Most people agree that women should have a choice as to what happens to their baby. Whether that women is pro-choice or pro-life, they should have a right to choose. Young talks about women who seemed to be more pro-life. He talks about Karissa Haugeberg’s book, Women Against Abortion: Inside the Largest Moral Reform Movement of the Twentieth Century, and how she talks about women who went as far as to try to kill doctors who were giving out abortions. She clarifies that these were very religious women, but nonetheless, they were still very pro-choice (Young 2018). Women who are pro-life is not something that is generally in the media, but it still does occur. On the other side of the argument, Almond talks about Patricia E. Bauer, and her writing about her daughter with Down Syndrome. Bauer new about her daughter’s genetic disorder before she was born, and still decided to have her daughter (Almond 2007). Women who are pro-choice are a lot more common in the media, as it is something you expect most women to be. It should not only be a woman’s choice if they want an abortion or not, but it should also be their choice on what side of the argument they’re on. In the abortion argument every woman should have the right to not only choose the fate of their baby, but also what side they are on.
Due to all the arguments and debates around abortion states have been able to make their own laws based on their states beliefs. This has led to the funding of abortion clinics around the country because the government leans towards more pro-life. If there was less public debate around abortion in the government, or just less debate in general, many f these clinic would not be funded, which would not help women who are seeking an abortion. However, if the debate continues new abotion clinics would open, which would help women seeking an abortion, but not help those who don’t like abortion. Either way, there will still be someone who argues that their side is less fortunate than the other side.

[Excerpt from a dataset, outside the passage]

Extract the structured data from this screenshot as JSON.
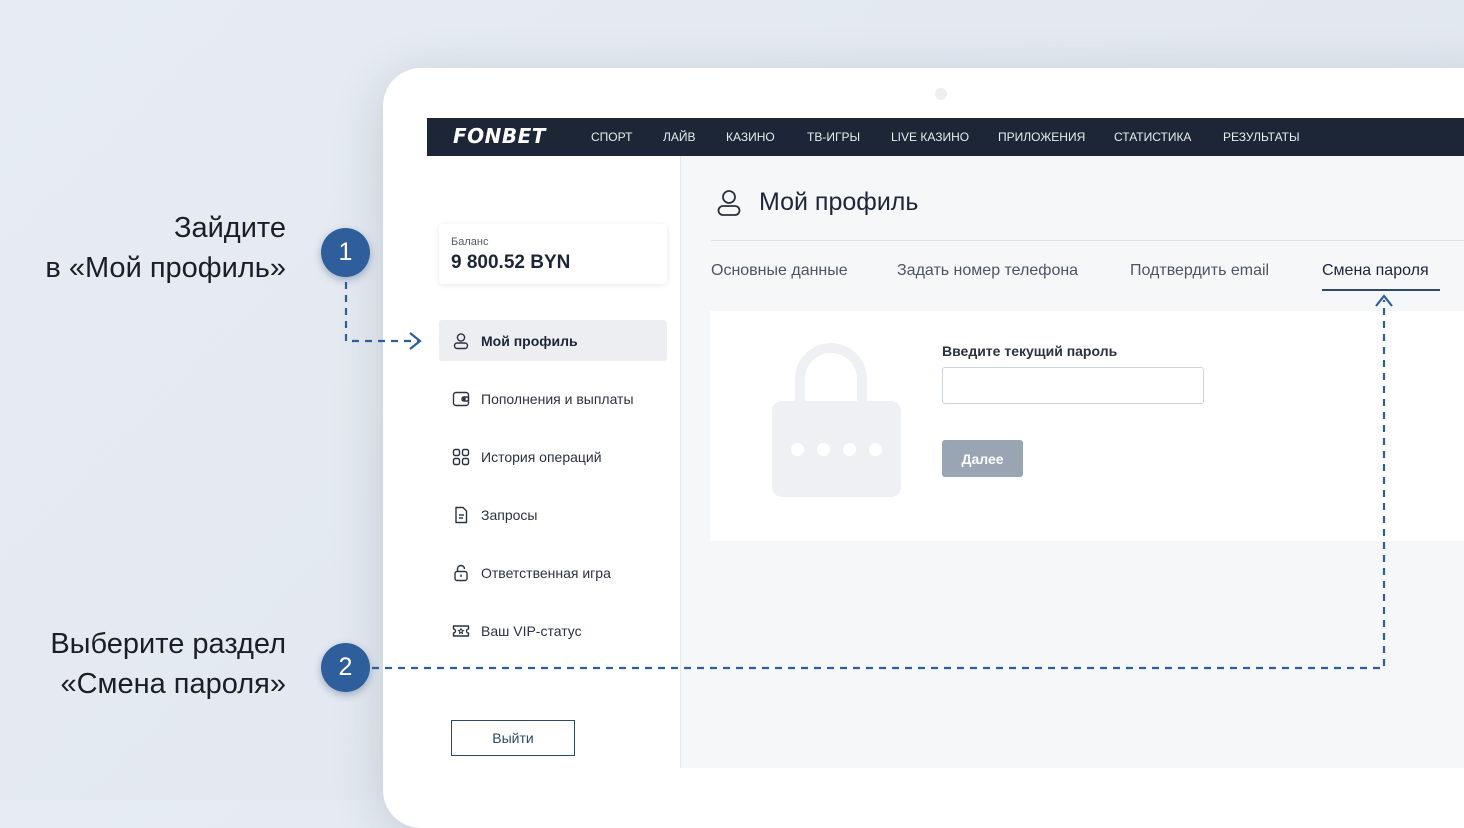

A solution to this would be that the government could stop having such public debates and arguments on abortion, but still continue to fund it the same as they ahve previously. This would help those who don’t like abortion to stop seeing it in the media so much, and those who support abortion would still be able to get one if needed. However, this plan is something that we need to work towards, not just something that we can do overnight. This issue should be put in the hands of a responsible person, who sees the benefit in both sides of the abortion agruement.